For years I have maintained that the world is no more dangerous a place—and probably less so—than when we were kids. The difference is that because of the 24/7 news cycle we know about every horrible thing that happens everywhere.
I arm my kids with the best tools I can and send them off into the world.* Anything beyond that would be overprotecting them to the point it hurt them.
Christie Barnes, in The Paranoid Parents Guide, highlights the rules you should teach, where the risks really are, and trains you (if you are a worrier) to put your mind at ease.
This book is relevant for all parents. I think it’s worth reading even if, like me, you’re almost done with child-rearing or even if you’re a worried grandparent.

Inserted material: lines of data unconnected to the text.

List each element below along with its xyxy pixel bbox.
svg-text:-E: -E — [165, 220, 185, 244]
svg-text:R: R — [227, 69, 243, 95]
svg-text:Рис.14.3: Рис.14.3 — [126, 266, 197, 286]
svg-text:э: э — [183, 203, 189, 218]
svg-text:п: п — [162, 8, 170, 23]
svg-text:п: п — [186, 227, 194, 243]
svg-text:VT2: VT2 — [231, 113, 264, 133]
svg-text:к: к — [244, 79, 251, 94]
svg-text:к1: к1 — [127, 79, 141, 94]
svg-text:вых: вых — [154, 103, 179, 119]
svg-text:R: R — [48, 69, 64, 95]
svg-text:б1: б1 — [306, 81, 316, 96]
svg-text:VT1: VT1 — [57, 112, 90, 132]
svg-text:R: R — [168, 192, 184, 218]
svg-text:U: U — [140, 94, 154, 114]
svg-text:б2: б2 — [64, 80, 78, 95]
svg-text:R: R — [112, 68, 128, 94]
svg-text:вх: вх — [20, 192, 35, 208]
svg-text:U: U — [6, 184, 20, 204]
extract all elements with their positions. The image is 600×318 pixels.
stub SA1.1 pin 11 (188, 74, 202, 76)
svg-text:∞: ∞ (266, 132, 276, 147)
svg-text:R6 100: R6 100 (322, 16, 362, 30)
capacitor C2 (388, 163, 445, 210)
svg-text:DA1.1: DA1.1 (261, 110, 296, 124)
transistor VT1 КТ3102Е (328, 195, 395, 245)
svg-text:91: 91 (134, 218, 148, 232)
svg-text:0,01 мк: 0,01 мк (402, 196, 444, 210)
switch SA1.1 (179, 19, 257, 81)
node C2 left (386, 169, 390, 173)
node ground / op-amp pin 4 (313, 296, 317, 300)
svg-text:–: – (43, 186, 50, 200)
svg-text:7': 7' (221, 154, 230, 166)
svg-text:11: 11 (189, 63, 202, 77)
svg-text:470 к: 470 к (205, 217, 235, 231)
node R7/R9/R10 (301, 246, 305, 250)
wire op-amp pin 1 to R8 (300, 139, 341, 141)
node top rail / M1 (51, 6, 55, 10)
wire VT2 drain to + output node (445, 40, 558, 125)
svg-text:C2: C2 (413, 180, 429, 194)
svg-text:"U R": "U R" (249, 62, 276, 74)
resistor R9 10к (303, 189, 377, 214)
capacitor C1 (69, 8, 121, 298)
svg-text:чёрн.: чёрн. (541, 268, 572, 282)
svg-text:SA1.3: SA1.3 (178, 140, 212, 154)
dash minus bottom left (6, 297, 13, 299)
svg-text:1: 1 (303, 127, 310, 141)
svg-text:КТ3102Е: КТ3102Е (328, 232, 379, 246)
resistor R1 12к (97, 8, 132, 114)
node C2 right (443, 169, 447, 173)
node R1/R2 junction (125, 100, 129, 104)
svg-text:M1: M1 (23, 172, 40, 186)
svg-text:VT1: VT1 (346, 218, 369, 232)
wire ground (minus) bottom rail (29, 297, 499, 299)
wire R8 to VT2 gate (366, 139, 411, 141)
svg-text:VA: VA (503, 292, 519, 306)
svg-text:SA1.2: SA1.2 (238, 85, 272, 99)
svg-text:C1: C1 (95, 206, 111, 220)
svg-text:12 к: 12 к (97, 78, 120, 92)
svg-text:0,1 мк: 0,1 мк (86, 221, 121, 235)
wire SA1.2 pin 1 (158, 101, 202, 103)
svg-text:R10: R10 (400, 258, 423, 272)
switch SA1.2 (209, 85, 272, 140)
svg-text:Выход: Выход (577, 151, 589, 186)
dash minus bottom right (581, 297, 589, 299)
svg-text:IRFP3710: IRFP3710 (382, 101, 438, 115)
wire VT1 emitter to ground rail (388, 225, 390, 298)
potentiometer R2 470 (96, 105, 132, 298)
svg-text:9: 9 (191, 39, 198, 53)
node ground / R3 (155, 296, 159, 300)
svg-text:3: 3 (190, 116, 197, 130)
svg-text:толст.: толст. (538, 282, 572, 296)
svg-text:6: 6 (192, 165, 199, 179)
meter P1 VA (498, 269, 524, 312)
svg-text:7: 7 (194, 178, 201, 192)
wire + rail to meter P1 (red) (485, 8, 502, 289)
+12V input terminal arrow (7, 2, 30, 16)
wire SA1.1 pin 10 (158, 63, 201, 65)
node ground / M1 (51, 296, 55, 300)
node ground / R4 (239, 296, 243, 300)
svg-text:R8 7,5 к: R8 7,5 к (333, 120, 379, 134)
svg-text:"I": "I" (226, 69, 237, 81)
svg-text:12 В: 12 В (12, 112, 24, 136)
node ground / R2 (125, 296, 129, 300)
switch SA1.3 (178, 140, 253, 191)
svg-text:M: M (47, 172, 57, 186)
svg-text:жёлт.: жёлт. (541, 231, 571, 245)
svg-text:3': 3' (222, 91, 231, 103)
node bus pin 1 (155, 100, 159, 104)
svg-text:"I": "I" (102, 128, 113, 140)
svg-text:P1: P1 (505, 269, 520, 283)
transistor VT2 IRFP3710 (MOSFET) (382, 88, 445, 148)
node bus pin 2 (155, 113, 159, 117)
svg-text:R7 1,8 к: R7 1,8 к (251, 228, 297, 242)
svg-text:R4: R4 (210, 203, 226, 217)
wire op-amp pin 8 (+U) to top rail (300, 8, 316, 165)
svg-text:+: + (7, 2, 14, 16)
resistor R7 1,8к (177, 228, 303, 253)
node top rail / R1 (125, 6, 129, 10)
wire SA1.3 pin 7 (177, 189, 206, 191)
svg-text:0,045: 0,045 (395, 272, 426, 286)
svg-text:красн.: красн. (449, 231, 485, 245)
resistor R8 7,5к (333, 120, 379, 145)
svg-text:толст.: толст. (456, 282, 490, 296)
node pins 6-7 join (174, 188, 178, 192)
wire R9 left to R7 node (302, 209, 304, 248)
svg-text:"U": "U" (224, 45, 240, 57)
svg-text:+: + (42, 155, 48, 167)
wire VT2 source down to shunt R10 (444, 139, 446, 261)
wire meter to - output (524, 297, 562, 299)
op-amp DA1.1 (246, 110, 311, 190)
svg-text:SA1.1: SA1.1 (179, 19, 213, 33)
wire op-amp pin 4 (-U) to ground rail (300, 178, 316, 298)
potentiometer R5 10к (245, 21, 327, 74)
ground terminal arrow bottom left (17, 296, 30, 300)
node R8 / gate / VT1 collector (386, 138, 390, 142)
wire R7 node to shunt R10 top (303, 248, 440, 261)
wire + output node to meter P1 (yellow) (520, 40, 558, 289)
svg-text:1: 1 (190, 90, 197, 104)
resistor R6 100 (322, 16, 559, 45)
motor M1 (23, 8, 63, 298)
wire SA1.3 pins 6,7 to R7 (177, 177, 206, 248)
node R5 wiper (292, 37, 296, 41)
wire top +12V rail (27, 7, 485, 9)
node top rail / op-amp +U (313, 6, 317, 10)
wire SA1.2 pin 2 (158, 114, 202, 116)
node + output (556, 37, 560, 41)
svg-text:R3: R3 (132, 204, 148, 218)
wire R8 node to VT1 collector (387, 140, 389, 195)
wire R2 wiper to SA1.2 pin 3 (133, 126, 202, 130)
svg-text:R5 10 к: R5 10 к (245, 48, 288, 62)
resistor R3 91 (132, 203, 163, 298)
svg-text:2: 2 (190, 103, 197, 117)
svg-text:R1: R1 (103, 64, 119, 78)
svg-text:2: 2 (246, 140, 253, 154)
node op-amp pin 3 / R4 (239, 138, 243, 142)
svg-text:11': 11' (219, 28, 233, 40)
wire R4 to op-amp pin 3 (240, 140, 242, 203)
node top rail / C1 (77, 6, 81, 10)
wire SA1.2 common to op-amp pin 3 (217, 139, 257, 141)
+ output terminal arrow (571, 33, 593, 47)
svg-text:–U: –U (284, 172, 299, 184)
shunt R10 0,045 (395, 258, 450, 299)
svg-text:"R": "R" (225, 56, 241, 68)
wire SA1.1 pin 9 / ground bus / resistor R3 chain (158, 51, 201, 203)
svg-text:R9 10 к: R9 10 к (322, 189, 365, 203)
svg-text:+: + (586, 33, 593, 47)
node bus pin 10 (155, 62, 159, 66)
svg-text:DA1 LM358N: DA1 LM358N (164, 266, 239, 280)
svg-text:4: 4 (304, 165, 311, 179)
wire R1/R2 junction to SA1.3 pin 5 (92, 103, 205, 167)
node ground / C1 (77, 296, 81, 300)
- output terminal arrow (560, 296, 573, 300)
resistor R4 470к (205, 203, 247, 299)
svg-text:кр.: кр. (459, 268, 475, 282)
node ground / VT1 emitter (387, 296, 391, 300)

Barnes is a reformed worrier herself; she has empathy regarding what we worry about and why we worry, but she also practices tough love towards parents.
What’s your parenting worry? I’ll pick winners from the comments next week. I can give away 1 copy per 10 comments up to 3 winners, so please—enter the giveaway!
Mine? Teenage car accidents. Hands down. It’s why I have for years driven my children by the accident scenes/memorials of teens in our neighborhood that have perished in accidents caused by recklessness and/or drinking. I want them to know that it could happen to them, but it doesn’t have to.
Thanks to TLC Book Tours for the opportunity to review and giveaway this book.
* I do have to admit to feeling vindicated by a lot of what Ms. Barnes says. My in-laws would have definitely described me as paranoid when the kids were younger because I was rabid on the subjects of car seats, helmets and life jackets. It turns out I was worrying about the things that needed to be worried about—that is the things that can be controlled and whose use provides the greatest safety boost.